ANCHORAGE, Alaska (AP) – The first formal number of polar bears in water between the United States and Russia shows that they are doing better than some of their cousins ​​elsewhere.

Polar bears are listed as a threatened species because of reduced sea ice due to climate change. But university and federal scientists appreciate a robust and abundant population of nearly 3,000 animals in Chukchihavet off the northwest coast of Alaska, according to a study published Wednesday in Scientific Reports.

“In the short term, it’s great news”, the leading author Eric Regehr, who started the project for more than a decade ago as an American fish and wildlife biologist and last year joined the University of Washington’s Polar Science Center.

In the longer run, it does not mean that Chukchi

“Polar bears need ice to hunt seals, and ice is expected to decrease until the underlying climate change is taken,” Regehr said.

The study shows that there is variation around the world on the effects of isis loss on polar bears, he said on Thursday.

“Some sub-populations are already sinking while others are still doing well,” he said.

Polar bears are classified as marine mammals because they spend most of their life on the sea ice.
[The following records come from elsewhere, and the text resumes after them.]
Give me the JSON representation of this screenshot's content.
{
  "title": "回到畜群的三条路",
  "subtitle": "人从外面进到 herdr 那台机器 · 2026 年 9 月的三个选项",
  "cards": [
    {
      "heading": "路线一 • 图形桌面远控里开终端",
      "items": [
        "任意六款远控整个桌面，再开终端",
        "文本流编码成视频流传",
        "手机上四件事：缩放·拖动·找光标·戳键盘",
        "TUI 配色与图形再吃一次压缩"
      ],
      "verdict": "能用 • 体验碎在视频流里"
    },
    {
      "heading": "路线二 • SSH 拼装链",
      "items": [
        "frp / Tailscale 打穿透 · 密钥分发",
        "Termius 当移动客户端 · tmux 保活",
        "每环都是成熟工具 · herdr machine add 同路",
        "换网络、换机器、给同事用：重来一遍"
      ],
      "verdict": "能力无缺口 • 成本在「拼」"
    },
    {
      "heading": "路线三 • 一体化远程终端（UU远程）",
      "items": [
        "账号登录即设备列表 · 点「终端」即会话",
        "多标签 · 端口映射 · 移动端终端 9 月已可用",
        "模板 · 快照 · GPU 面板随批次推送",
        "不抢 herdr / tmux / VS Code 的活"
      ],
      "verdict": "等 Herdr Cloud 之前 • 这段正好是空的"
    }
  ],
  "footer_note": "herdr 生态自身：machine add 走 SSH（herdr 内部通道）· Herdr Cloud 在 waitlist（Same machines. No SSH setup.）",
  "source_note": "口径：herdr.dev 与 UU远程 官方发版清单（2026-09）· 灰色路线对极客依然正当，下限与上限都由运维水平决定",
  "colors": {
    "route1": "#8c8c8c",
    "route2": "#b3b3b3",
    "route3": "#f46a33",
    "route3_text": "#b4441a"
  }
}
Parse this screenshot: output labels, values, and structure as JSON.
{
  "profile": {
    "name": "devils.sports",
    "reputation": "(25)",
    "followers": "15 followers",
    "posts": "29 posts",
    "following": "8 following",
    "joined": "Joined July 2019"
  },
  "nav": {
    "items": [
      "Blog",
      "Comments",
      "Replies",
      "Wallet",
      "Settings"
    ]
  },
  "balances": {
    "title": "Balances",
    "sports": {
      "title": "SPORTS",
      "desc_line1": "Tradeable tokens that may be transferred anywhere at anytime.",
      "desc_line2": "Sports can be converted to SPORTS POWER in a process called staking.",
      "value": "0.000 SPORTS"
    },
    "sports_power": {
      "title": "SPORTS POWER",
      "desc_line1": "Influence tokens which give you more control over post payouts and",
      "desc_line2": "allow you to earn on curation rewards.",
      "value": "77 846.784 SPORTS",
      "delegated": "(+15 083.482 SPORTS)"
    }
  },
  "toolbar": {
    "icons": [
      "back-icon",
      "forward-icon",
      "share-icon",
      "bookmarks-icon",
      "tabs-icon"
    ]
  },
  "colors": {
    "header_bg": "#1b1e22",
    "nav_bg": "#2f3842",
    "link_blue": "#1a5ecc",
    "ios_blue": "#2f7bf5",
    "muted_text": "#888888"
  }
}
Lesser sea ice means less productive time to chase repairs, more time on land and longer, energy-saving baths.

The world’s polar bears are divided into 1

9 subdivisions, including two in American waters. In addition to Chukchi, the United States shares the southern Beaufort Sea population with Canada.

Stress in southern Beaufort bears from loss of sea ice was partly because the United States of 2008 declared polar bears a threatened species.

Fewer kids survived in their second year and adult men weighed less and had less skull, found the American geological survey. Researcher Steven Amstrup then said that trends were consistent with changes in nutritional status that are likely to be associated with the reduction of the sea ice.

A recent study by the USGS survey Karyn Rode found that Chukchi bears spend more time on land and have nearly 30 fewer days chasing seals on ice than 20 years ago, Regehr said. However, it did not seem to have affected the population, he said.

Polar bears have a great ability to build fat reserves, says Regehr, and Chukchi’s rich seal population clearly allows bears to compensate for the loss of hunting time. The difference with the southern Beaufort was evident from an aircraft, he said.

“It’s visually striking to me, the difference, to have worked in both places,” Regehr said.

When ice melts, many Chukchi bears reside on Russia’s Wrangell Island, where they sometimes find a fall or valorian injury.

The Chukchi population study used data collected by sampling of 60 polar bears between 2008 and 2016. Some were equipped with GPS transmitters. The data was used in a model designed to estimate the population size of many mobile large carnivores.

Blaine Griffen, biology adviser at Brigham Young University, said the study was good news.

“It’s nice to see there’s at least one population that does better than others,” he said.

The difference can be geography, he said. Chukchihavet has a more extensive continental shelf field with primary productivity that allows the food chain to seal seals.

The research complies with previous studies that suggested Chukchi bears would do better than bear elsewhere, said Griffen.